By Devin Partida, Editor-in-Chief, ReHack.com
LinkedIn: Devin Partida
LinkedIn: ReHack Magazine
Software defects in clinical information technology (IT) systems present a growing legal risk. They can cause patient harm or data breaches, leading to lawsuits. What can health care and IT professionals do to manage this risk?
The Labyrinth of Liability in Clinical IT
In the 1980s, a software bug in the Therac-25 radiation therapy machine caused patients to receive a massive overdose of radiation. As a result, dozens were seriously injured, and several passed away. Since then, medical software regulations have evolved considerably. With digitalization on the rise, regulations are becoming increasingly strict.
Defining Software Liability and Negligence
Courts are generally hesitant to categorize intangible software and artificial intelligence systems as products. However, the organizations that produce and deliver software products have been successfully sued for software liability.
Bugs that cause harm or expose protected health information (PHI) are often at the center of these cases. Typically, it is not enough for a plaintiff to show a bug produced an error, they must also identify how and why it occurred to prove negligence.
Even if software errors are accidental, facilities may still be liable for data breaches or patient harm. Technical faults are caused by misconfigurations, design errors, security gaps and implementation mistakes, the origins of which indicate negligence at the design or planning stage.
Outlining the Challenge of Determining Liability
Determining liability for defects is complex. Usually, the plaintiff must demonstrate that the defendant owed them a duty of care, that the defendant’s conduct fell below the standard of care and that this violation caused the injury. However, making these determinations is difficult because the development and distribution ecosystem is vast.

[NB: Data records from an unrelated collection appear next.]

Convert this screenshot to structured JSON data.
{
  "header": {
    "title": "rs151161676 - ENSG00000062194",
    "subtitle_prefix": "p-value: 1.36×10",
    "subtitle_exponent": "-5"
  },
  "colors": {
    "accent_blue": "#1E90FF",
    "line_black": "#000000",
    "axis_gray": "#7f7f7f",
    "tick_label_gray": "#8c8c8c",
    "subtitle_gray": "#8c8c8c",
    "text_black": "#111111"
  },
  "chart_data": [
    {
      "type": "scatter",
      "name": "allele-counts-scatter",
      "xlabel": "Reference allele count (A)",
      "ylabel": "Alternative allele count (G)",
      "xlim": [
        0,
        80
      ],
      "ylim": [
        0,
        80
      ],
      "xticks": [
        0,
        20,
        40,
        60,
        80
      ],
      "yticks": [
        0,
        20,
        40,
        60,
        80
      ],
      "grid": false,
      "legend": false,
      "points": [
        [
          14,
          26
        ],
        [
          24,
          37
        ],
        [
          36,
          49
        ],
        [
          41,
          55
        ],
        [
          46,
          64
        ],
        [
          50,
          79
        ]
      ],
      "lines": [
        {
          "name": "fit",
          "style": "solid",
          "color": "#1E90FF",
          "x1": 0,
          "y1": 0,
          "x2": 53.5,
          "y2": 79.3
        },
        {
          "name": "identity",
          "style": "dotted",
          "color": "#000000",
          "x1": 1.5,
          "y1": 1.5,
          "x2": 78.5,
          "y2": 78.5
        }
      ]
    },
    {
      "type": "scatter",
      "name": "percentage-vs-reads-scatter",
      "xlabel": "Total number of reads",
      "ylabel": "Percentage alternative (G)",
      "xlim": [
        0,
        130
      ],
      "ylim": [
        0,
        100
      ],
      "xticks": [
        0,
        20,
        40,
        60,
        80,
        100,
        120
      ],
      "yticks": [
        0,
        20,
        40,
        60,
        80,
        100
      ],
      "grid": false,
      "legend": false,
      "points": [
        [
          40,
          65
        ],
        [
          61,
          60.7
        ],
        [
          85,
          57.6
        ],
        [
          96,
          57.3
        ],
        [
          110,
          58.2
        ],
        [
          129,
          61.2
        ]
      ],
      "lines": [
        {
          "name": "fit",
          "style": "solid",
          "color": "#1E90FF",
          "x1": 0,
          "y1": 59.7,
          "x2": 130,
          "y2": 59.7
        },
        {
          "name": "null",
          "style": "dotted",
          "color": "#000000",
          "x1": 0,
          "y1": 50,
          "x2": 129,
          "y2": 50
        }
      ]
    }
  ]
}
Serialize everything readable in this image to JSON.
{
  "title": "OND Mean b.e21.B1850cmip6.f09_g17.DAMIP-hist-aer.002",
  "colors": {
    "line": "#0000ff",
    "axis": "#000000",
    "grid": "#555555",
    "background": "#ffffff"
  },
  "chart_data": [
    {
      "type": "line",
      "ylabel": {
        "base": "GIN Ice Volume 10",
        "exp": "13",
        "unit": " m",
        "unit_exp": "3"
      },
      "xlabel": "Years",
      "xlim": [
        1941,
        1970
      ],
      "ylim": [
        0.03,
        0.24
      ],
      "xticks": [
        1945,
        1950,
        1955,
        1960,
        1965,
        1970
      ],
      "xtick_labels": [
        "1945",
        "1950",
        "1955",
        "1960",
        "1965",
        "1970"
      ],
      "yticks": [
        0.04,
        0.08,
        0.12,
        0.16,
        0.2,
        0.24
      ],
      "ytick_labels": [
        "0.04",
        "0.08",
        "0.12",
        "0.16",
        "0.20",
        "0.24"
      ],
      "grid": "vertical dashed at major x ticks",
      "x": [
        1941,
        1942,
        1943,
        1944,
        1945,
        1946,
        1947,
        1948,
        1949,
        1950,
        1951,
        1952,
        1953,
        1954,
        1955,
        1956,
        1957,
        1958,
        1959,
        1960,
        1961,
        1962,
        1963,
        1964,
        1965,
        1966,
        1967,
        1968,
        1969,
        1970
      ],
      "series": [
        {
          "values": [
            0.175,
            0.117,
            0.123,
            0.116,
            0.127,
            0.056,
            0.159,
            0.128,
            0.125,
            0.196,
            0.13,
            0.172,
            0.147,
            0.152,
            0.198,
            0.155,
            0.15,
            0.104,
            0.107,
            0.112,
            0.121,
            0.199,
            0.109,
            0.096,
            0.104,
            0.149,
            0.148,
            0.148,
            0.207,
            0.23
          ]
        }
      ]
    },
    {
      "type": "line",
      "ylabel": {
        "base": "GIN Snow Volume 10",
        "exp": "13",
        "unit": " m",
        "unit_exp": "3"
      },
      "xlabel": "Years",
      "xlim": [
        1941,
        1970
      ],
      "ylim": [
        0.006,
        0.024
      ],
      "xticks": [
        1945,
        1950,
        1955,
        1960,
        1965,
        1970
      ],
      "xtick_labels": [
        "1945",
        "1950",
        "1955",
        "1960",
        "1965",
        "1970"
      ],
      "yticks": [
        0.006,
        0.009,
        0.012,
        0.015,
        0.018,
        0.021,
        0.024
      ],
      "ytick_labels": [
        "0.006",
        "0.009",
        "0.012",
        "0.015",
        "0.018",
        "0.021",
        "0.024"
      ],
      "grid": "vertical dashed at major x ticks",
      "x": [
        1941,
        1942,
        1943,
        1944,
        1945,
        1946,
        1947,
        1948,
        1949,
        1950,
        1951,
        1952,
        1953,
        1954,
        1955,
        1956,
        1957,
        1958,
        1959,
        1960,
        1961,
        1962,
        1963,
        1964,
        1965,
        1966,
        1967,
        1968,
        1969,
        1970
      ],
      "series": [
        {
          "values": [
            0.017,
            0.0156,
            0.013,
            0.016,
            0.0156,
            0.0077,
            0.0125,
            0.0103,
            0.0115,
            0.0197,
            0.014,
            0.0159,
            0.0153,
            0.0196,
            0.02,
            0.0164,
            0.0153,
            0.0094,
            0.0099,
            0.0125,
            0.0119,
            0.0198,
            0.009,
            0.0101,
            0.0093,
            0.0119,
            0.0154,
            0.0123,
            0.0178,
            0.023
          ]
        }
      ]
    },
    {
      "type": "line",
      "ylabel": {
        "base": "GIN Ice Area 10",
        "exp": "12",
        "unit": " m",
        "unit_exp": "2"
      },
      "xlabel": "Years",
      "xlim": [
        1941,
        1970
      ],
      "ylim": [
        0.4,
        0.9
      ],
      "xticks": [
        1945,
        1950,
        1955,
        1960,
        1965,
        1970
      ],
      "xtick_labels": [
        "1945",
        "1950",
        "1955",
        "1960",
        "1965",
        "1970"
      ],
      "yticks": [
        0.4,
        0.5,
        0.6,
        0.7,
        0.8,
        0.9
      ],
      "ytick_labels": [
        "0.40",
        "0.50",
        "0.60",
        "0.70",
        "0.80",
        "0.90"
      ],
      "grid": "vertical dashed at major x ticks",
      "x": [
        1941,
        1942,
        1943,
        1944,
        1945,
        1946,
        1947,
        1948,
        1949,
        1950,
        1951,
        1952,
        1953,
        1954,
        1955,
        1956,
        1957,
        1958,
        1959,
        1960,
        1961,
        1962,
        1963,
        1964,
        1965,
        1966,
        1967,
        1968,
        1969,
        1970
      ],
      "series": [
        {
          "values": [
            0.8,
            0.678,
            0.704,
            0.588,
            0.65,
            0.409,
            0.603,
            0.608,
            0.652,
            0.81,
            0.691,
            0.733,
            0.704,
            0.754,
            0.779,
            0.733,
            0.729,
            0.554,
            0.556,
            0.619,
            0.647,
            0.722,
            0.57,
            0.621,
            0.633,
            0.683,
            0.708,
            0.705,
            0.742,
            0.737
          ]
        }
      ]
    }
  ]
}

How can those suing demonstrate their injury was foreseeable if they cannot see into the black box of AI decision-making? Historically, tort law has adapted to meet such technological changes, suggesting that the liability risk for software and AI systems will also evolve.
How the Courts View Software Liability
Courts typically allocate liability between the product’s user and the company that produced it. However, the chain of responsibility is complex, extending beyond traditional IT bounds. Developers, software and device manufacturers, cloud providers, and patient-facing companies are responsible for product safety, code quality, configuration or implementation.
A case review from the Stanford Institute for Human-Centered Artificial Intelligence found courts often do not distinguish AI from traditional software, raising the risk that cases about one will impact the other, even if the underlying systems are fundamentally distinct.
What Bugs Could Become Lawsuits?
While courts do not often distinguish between different kinds of software, the type of bug does matter. Whether a bug impacts a physical device’s functionality or allows for unauthorized access to a sensitive system determines the tangible and intangible damages.
In 2022, the Department of Veterans Affairs (VA) and medical records company Cerner were affected by a software bug that mixed up patient records. The VA was forced to temporarily revert to paper records to rectify the situation. Several veterans eventually sued these entities because the delay prevented them from receiving treatment.
Bugs often impact information systems. However, they can also adversely affect dosage parameters, lab result routing, alert thresholds and medical device operation. Those impacting wearables and implantables are emerging risks.
In 2024, a software error that caused insulin pumps to turn off spontaneously harmed at least 224 patients with diabetes. The bug caused the app to crash and relaunch repeatedly, rapidly draining the device’s battery. While there were no reported deaths, such incidents can be deadly.
A Practical Risk Mitigation Framework
Developers, quality assurance testers, system administrators and IT professionals building and managing clinical IT systems must follow a risk mitigation framework to help ensure patient safety and minimize liabilities.
Developing a Legal Strategy
An expert attorney can identify potential risks and develop practical mitigation strategies to ensure compliance with local, state and federal laws regulating software and patient data. They can also help hospitals create internal policies that adhere to legal standards, thereby preventing statutory sanctions, such as fines or imprisonment, and lawsuits.
Implementing Quality Assurance
Preventing hackers from compromising PHI is crucial. Out of all industries, health care sees one of the highest data breach costs, totaling $10.92 million per incident on average. Rigorous testing and robust quality assurance processes are time-consuming, but nonnegotiable.
Establishing Vendor Agreements
Having clear contractual agreements with software vendors can help patient-facing companies manage their liability. Agreements should outline the need for robust technical documentation, sufficient communication and proper configuration. Indemnification clauses and insurance requirements are essential.
The Importance of Prioritizing Patients
Software is intangible and clinical IT environments are expansive, complicating liability management. Working with legal counsel can help decision-makers navigate these intricacies and get more time to prioritize patient safety without risking noncompliance.